Die SPD bringt den Begriff der Freiheit auf den 116 Seiten ihres Regierungsprogramms immerhin 30 Mal unter. Abermals nur als bedingte Freiheit (als gewährtes Recht) oder als Floskel. Die SPD, als Medienkonzern, ist vornehmlich mit Informations- und Medienfreiheit (6 Nennungen) beschäftigt, selbst Meinungsfreiheit wird im Kontext von Medien diskutiert. Ansonsten gibt es Gebühren-, Barriere- (zweimal), Wahl- und Schulgeldfreiheit. Auch bei der SPD ist das Wissen um INDIVIDUELLE Freiheit nicht vorhanden. Nicht einmal dann, wenn von Grundfreiheiten die Rede ist: Was eigentlich die Aufzählung individueller Freiheitsrechte erwarten lässt, bezieht sich auf die Europäische Union und dort auf wirtschaftliche Freiheiten, die im freien Verkehr von Waren, Personen, Dienstleistungen und Kapital bestehen.

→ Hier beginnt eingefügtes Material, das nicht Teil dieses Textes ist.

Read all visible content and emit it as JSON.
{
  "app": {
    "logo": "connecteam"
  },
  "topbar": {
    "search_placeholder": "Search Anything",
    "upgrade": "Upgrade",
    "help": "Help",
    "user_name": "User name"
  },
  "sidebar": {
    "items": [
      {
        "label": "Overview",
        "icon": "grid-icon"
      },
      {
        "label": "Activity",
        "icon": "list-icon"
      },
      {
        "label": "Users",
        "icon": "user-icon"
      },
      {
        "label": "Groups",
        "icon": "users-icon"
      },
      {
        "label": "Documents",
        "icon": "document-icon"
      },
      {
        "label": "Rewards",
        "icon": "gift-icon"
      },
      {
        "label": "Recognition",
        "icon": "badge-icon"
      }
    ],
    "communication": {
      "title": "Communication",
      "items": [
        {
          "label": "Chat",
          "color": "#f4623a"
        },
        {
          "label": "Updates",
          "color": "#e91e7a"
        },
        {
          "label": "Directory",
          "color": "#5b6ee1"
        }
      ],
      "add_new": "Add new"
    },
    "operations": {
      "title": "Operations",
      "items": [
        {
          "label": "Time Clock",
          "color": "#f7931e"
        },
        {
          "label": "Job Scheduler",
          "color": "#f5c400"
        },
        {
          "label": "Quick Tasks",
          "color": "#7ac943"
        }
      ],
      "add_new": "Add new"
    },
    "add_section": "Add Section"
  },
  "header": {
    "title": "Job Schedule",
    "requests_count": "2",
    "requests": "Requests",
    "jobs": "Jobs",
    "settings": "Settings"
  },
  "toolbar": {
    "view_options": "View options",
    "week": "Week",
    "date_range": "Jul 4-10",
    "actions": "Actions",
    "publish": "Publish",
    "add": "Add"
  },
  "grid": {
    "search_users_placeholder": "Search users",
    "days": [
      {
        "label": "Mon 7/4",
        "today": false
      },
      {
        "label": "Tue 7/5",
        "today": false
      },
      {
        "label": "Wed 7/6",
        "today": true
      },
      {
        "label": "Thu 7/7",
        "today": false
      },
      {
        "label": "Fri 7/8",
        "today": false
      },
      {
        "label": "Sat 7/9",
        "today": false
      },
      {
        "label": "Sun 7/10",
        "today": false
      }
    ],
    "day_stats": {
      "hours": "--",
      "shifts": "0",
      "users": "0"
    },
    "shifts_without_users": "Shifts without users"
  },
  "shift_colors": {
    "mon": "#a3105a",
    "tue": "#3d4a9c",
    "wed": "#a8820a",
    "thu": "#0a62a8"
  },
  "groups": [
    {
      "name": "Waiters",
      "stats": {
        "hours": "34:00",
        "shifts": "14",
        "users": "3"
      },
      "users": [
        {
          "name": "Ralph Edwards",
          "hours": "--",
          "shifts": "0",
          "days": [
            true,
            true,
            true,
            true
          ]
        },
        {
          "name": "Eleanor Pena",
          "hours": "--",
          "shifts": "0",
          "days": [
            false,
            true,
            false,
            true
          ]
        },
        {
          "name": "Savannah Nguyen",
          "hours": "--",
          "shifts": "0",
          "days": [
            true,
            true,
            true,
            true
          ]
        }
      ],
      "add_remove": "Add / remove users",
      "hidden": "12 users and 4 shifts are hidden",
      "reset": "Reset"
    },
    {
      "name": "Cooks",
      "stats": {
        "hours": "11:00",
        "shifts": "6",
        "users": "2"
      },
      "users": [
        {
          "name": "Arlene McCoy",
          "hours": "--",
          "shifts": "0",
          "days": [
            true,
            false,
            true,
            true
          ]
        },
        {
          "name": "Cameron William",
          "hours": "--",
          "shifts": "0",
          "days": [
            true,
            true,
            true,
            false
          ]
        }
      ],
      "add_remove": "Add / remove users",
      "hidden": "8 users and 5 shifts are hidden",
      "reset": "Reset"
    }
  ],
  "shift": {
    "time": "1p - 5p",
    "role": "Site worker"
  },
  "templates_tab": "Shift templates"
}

Ein paar Kostproben der Freiheitsfloskeln, die die SPD bemüht. Wer bei wem abschreibt, die SPD bei der CDU oder umgekehrt, ist eigentlich egal:

“Die SPD steht wie keine andere Partei für die europäische Idee. Diese Idee eines geeinten Europas ist für mehr als 500 Millionen Menschen das Versprechen auf ein Leben in Frieden, Freiheit, Sicherheit und Wohlstand.
[…]
Wir wollen das Freiheitsversprechen des Netzes zurückgewinnen.
[…]
Wir wollen ein modernes und weltoffenes Deutschland – mit einer Gesellschaft, die zusammenhält, und in der wir in Frieden und Freiheit zusammenleben – über kulturelle und religiöse Grenzen hinweg.”

Man muss aus all dem den Eindruck gewinnen, er drängt sich förmlich auf, dass Parteien in Deutschland der Ansicht sind, Freiheit gebe es nur bedingt, wobei das “Geben” wichtig ist, denn Freiheit wird individuellen Bürgern in dieser Vorstellungswelt durch ihren Staat, seine Regierung gegeben, zugestanden, im Bereich von Gebühren, Forschung, Wissenschaft, Meinung, ja selbst beim Schulgeld.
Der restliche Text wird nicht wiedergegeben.